O marketing B2B tradicional sustenta uma ilusão: a de que basta atrair mil leads, filtrá-los com conteúdos sequenciais e, após etapas previsíveis, um contrato de seis ou sete dígitos surgirá na base.
Essa linearidade faliu.
No mercado de alto ticket, o processo de compra é um emaranhado de idas e vindas, consultas a terceiros e mudanças bruscas de prioridade. O Gartner define isso como Buying Jobs (trabalhos de compra). O cliente não "desce" o funil; ele tenta organizar uma confusão interna enquanto você tenta vender uma solução.
A falácia do controle: O comprador dita o ritmo
No B2B complexo, o ciclo médio de fechamento oscila entre 6 e 12 meses. Nesse período, o prospect não consome conteúdo de forma ordenada.
Ele acessa um comparativo de preços (fundo de funil), desaparece por dois meses, retorna para baixar um eBook básico e, em seguida, envia o link do seu concorrente para o comitê de compras.
Tentar forçar esse lead a seguir uma régua de automação rígida é o caminho mais rápido para a irrelevância. O novo modelo exige disponibilidade de informação, não condução forçada.
O comitê de compras: O fator invisível
Vendas complexas raramente dependem de um único indivíduo. Em empresas Enterprise, o comitê de decisão costuma envolver de 6 a 10 stakeholders.
O CFO busca ROI e previsibilidade.
O CTO exige segurança e integração.
O Diretor de Operações foca em usabilidade e implementação.
Um funil linear assume um interlocutor único. A realidade exige uma estratégia de cerco, onde o conteúdo atende múltiplos perfis e diferentes níveis de maturidade simultaneamente.
Do Funil de Vendas para o Revenue Engine
Se o funil morreu, o que ocupa o seu lugar? O mercado de elite migrou para o conceito de Revenue Engine (Engrenagem de Receita), onde Marketing, Vendas e Customer Success operam em um loop contínuo.
1. Account-Based Marketing (ABM) como padrão
Substitua a rede pela lança. No alto ticket, o foco sai do volume de leads e entra no valor das contas. Se a sua solução custa R$ 500 mil ao ano, 10.000 visitas no blog são vaidade. O essencial é que os 50 diretores das 10 maiores empresas do seu setor recebam sua tese de valor de forma hiper-segmentada.

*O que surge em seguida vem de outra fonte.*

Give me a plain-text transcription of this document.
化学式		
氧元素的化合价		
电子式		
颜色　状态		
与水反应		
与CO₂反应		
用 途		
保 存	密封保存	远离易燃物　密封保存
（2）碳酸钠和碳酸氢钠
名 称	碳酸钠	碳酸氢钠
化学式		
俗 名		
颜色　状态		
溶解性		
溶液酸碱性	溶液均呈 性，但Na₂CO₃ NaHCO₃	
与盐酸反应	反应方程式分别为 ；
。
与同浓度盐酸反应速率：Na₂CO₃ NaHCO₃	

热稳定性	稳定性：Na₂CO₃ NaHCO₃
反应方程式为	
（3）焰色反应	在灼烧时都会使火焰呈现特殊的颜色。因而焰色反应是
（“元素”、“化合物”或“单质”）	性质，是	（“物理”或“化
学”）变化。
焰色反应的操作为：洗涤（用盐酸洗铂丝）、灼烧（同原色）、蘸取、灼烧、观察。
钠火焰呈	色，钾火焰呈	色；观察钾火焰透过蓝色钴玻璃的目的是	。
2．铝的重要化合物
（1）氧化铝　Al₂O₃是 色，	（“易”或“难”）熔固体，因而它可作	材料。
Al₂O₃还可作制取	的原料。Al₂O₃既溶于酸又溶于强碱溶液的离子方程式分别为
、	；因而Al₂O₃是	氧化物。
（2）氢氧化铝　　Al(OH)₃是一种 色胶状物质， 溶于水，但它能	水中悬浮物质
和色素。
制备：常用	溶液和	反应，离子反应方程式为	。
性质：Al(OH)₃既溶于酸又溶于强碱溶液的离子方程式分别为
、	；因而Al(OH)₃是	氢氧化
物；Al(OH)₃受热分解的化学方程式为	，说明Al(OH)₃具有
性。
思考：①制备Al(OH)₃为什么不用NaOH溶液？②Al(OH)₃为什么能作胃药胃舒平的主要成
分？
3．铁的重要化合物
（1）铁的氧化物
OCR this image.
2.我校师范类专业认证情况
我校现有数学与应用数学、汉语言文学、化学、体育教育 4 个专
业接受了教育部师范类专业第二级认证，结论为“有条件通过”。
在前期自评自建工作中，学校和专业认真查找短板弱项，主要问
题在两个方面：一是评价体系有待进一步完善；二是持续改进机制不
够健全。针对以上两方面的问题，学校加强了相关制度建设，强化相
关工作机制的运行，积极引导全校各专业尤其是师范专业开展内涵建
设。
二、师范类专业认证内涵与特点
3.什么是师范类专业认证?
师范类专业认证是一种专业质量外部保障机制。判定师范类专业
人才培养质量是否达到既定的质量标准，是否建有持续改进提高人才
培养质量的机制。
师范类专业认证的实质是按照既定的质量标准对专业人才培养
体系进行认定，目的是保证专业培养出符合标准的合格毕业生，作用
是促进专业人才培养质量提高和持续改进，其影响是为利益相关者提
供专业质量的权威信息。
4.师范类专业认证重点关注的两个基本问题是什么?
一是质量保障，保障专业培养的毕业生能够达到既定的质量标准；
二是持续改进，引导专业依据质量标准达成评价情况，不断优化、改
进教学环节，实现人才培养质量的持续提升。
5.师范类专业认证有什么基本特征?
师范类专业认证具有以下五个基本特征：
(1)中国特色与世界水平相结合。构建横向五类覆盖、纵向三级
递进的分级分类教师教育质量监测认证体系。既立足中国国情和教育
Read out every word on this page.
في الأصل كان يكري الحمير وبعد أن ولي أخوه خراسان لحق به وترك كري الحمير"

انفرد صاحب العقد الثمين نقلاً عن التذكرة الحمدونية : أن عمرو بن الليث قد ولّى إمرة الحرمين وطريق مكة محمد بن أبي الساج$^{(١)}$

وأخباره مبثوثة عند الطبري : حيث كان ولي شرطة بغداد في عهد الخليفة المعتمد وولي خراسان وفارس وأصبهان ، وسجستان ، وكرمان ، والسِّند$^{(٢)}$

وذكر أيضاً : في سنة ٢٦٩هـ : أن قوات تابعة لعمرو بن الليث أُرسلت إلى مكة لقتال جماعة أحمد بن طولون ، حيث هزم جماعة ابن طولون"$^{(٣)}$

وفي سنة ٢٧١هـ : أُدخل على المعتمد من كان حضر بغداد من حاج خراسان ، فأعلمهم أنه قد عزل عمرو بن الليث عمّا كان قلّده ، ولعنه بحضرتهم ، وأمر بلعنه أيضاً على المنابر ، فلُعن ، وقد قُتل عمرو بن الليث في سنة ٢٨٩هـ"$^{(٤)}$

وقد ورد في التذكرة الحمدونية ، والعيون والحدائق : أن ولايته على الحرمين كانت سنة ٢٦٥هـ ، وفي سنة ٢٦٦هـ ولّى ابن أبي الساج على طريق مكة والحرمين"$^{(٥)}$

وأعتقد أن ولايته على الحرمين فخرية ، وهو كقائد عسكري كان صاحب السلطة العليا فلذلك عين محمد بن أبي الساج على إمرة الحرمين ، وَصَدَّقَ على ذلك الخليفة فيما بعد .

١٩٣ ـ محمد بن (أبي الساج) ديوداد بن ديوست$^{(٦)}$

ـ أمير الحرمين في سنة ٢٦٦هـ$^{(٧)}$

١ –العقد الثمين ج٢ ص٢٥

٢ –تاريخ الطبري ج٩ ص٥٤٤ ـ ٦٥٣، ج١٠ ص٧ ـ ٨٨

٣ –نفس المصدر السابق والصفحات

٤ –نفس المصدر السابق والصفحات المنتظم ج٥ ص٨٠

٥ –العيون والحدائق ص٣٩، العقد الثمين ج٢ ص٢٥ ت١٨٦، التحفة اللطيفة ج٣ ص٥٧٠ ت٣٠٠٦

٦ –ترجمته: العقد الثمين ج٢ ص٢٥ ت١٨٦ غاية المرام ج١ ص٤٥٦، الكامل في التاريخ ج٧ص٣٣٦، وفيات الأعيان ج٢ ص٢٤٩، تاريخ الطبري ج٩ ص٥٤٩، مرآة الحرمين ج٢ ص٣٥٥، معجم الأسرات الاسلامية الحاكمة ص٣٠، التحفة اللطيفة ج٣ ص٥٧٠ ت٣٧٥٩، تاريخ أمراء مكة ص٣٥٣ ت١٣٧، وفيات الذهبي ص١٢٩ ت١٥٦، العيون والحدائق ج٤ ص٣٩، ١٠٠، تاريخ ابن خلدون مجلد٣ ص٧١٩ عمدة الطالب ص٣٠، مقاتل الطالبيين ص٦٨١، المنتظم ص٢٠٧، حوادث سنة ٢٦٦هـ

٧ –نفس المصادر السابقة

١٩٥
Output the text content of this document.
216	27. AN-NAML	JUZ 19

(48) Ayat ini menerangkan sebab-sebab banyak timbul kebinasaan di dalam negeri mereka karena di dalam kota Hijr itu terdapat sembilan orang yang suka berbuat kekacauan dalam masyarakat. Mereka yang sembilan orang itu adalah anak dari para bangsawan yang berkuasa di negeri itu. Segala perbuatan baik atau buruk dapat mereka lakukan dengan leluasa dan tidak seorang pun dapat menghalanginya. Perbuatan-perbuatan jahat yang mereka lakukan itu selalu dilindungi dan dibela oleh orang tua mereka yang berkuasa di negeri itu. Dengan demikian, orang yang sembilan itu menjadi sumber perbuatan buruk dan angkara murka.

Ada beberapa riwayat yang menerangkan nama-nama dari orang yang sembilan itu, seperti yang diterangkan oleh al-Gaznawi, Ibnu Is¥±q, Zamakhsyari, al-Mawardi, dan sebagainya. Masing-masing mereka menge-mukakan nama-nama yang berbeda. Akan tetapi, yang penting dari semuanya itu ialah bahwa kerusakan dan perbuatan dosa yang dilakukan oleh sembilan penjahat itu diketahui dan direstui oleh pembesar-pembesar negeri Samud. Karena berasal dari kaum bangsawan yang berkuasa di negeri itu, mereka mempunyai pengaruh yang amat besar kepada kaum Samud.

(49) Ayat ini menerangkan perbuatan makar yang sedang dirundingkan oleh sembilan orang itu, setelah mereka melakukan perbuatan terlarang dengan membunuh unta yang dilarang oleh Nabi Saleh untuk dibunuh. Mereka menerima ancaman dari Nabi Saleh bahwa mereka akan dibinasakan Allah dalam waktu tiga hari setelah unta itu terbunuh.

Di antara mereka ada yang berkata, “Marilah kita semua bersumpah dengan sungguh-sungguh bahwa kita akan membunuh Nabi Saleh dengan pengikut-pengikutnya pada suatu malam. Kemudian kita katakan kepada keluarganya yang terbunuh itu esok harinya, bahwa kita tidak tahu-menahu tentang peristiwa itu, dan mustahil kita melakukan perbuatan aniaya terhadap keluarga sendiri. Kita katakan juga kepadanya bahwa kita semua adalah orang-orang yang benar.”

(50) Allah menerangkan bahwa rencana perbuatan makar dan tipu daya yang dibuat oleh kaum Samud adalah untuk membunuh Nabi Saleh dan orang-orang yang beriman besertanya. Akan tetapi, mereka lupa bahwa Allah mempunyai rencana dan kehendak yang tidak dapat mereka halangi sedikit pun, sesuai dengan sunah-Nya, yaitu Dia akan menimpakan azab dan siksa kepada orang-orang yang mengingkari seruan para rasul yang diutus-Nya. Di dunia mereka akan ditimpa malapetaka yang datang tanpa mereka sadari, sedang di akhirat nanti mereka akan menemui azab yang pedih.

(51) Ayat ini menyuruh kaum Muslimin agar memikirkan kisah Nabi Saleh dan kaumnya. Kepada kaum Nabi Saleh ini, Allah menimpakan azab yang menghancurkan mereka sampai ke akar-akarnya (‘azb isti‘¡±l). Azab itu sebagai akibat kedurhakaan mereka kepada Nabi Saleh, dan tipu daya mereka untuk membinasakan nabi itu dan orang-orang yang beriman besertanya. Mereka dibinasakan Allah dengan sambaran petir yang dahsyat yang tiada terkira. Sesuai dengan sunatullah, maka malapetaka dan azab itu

2. Conteúdo como Sales Enablement
O marketing deixa de ser apenas um "gerador de leads" para ser o "armador do vendedor". O conteúdo de alto nível deve:
Reduzir a fricção na defesa interna do cliente.
Oferecer calculadoras de Business Case.
Entregar guias de implementação que o "campeão" interno usará para convencer a diretoria.
3. A obsolescência do MQL
O KPI de "leads qualificados pelo marketing" (MQL) frequentemente alimenta conflitos internos: o marketing entrega volume, e vendas reclama da qualidade. No modelo de elite, a métrica soberana é a Pipeline Velocity (Velocidade de Pipeline). O sucesso não é medido por quem baixou um PDF, mas por quem avançou para uma reunião de diagnóstico real.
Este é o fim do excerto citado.